Copi n`est pas Copi

Transcription

Copi n`est pas Copi
Le théâtre doit être ce
que le théâtre n’est pas.
PASOLINI
!
¿ COP i ?
Copi n’est pas Coppi,
Fausto, la légende du
Tour de France. Il préfère le frigo au vélo.
Copi n’est pas poli. Il
suffit que nous disions
Madame ou Monsieur
pour nous croire polis.
Monsieur (Monseigneur)
est pourtant la première
riposte d’un homme
politique à un journaliste contrariant. Telle
est souvent la politesse :
une parole sociale lénifiée par l’ironie, une vaporisation soporifique
à la face de l’adversaire.
Le bourreau même se
plaît à rester civil avec
sa victime. En cela,
évidemment, le classicisme est maître. Pour
une gasconnade de Matamore ( Je vais t’assassiner d’un seul de
mes regards, / Veillaque
[saligaud] ) , combien
de Seigneur (Ordure) !
combien de Madame
(Garce) ! que d’insolence et d’agressivité !
C’est Andromaque à Pyrrhus, qui la tient prisonnière et qui ose l’aimer, lui, le fils du meurtrier
de son mari : Branleur ! lâche-moi les pompes et va voir chez ta meuf si j’y suis → Seigneur :
c’est un exil que mes pleurs vous demandent… / Retournez, retournez à la fille d’Hélène.
C’est Pyrrhus, en rage d’être éconduit par Andromaque : Bon ! tu l’auras voulu, pétasse…
→ Eh bien, Madame, eh bien ! il faut vous obéir : / Il faut vous oublier, ou plutôt vous haïr. La
palme est à Burrhus, qui sort de chez Néron et barre le passage à sa mère en furie : Casse-toi,
la vioque, et moufte pas : ton fiston n’a pas le chiro dans les Nike → Madame, / Au nom de
l’empereur j’allais vous informer / D’un ordre qui d’abord a pu vous alarmer, / Mais qui n’est
que l’effet d’une sage conduite… Non, Copi n’est pas classique. Chez lui, l’irrévérence ne
prend de gants que pour gifler plus fort ; mais elle gifle aussi avec nos mots, parce que,
proféré en public, tout gros mot quotidien prend une force formidable. Et ce n’est pas la faute
de Copi si le féminin de salaud n’est pas salaude. Aussi sature-t-il son théâtre du féminin
« correct », au point d’en faire une didascalie. À moins qu’il ne soit le nom copien de l’amour
qu’il faut vivre et de la vie qu’il faut quitter — car l’essentiel est ailleurs.

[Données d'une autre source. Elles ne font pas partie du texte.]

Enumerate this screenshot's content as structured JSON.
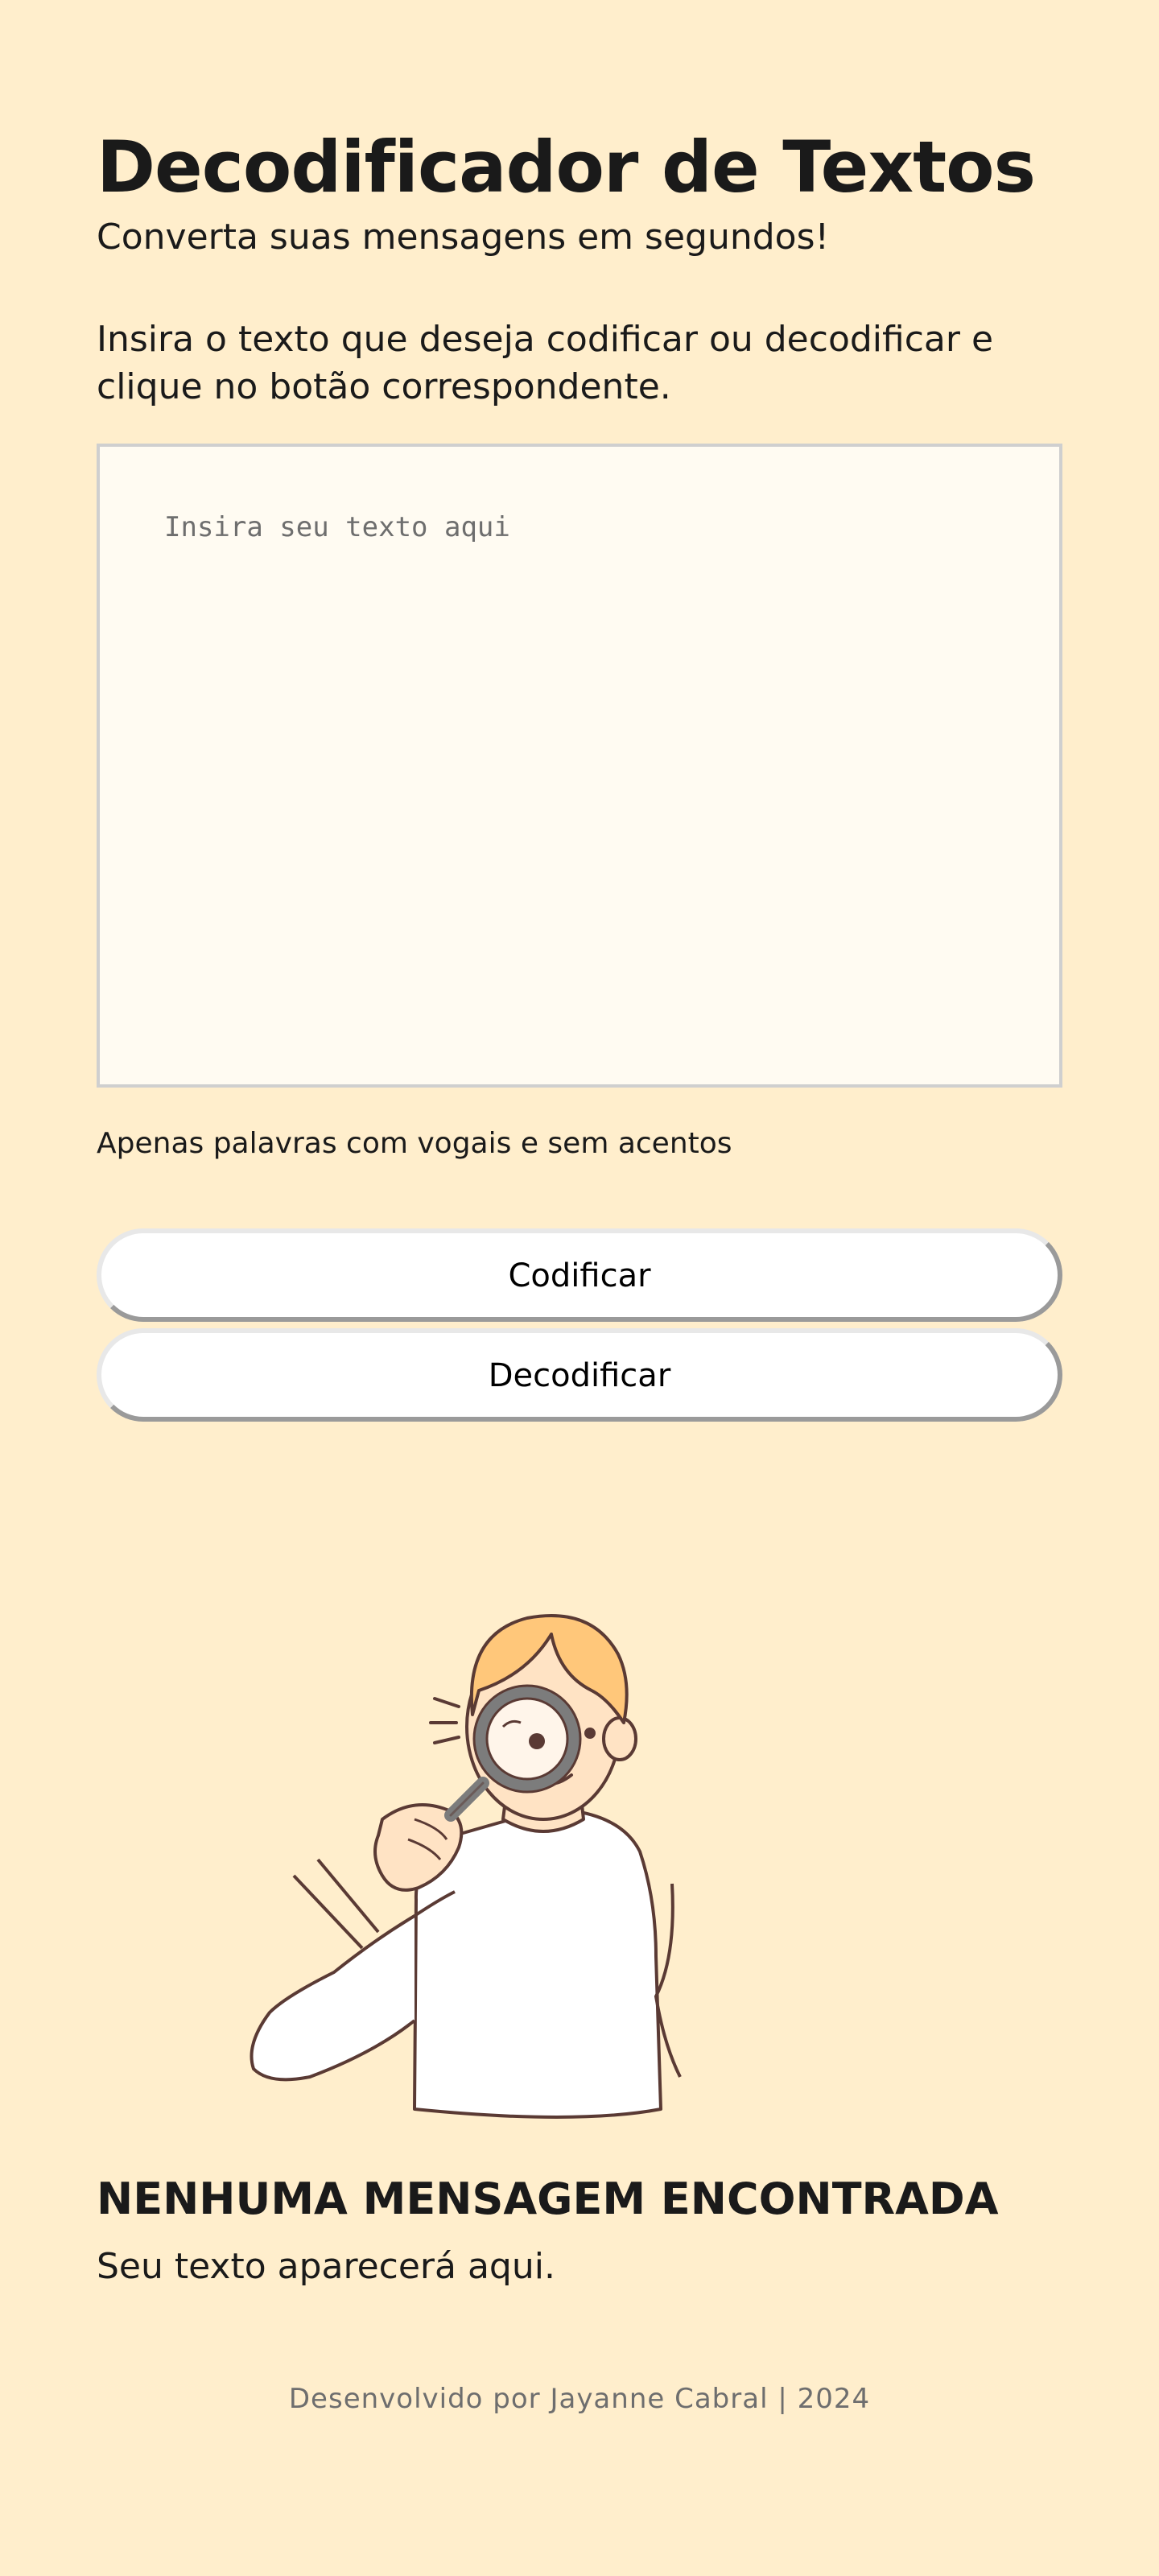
{
  "header": {
    "title": "Decodificador de Textos",
    "subtitle": "Converta suas mensagens em segundos!"
  },
  "main": {
    "instructions": "Insira o texto que deseja codificar ou decodificar e clique no botão correspondente.",
    "input": {
      "placeholder": "Insira seu texto aqui",
      "value": ""
    },
    "hint": "Apenas palavras com vogais e sem acentos",
    "buttons": {
      "encode_label": "Codificar",
      "decode_label": "Decodificar"
    }
  },
  "output": {
    "illustration": "person-with-magnifying-glass",
    "empty_title": "NENHUMA MENSAGEM ENCONTRADA",
    "empty_subtitle": "Seu texto aparecerá aqui."
  },
  "footer": {
    "text": "Desenvolvido por Jayanne Cabral | 2024"
  },
  "colors": {
    "background": "#FFEECC",
    "textarea_background": "#FFFBF2",
    "button_background": "#FFFFFF",
    "hair": "#FFC77A",
    "skin": "#FFE3C4",
    "outline": "#5A3A34"
  }
}
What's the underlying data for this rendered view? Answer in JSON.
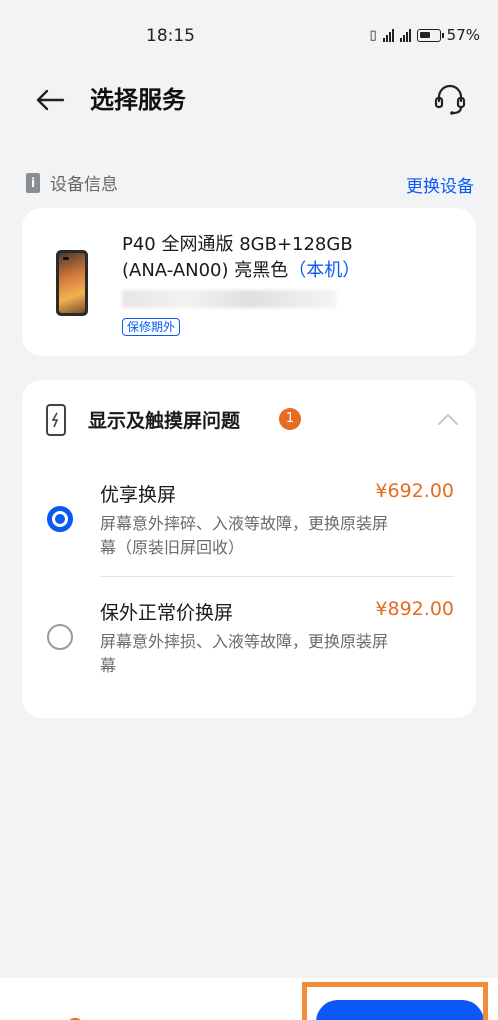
{
  "status_bar": {
    "time": "18:15",
    "battery": "57%"
  },
  "header": {
    "title": "选择服务",
    "back_icon": "arrow-left-icon",
    "support_icon": "headset-icon"
  },
  "device_section": {
    "label": "设备信息",
    "change_link": "更换设备",
    "device": {
      "name_line1": "P40 全网通版 8GB+128GB",
      "name_line2": "(ANA-AN00) 亮黑色",
      "local_tag": "（本机）",
      "warranty": "保修期外"
    }
  },
  "service_section": {
    "title": "显示及触摸屏问题",
    "count": "1",
    "options": [
      {
        "name": "优享换屏",
        "price": "¥692.00",
        "desc": "屏幕意外摔碎、入液等故障，更换原装屏幕（原装旧屏回收）",
        "selected": true
      },
      {
        "name": "保外正常价换屏",
        "price": "¥892.00",
        "desc": "屏幕意外摔损、入液等故障，更换原装屏幕",
        "selected": false
      }
    ]
  },
  "colors": {
    "accent": "#0a59f7",
    "price": "#e66b23",
    "highlight": "#f08c3a",
    "background": "#f1f3f5"
  }
}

Rien de tel chez
Jarry, ce qui n’empêche pas Ubu d’y gourmander sa moitié : Merdre… Madame ma femelle…
Madame de ma merdre, garde à vous, car je ne souffrirai pas vos sottises. La grossièreté de
Copi est de cet ordre : elle cite la vulgarité, elle se fait vulgarisme, elle n’est jamais la
vulgarité même — un dandy dort dans le travesti. Puis la pudeur, comme la modestie, est souvent fausse. Quel beau masque alors, pour une pertinence vraie, que celui de l’impertinence !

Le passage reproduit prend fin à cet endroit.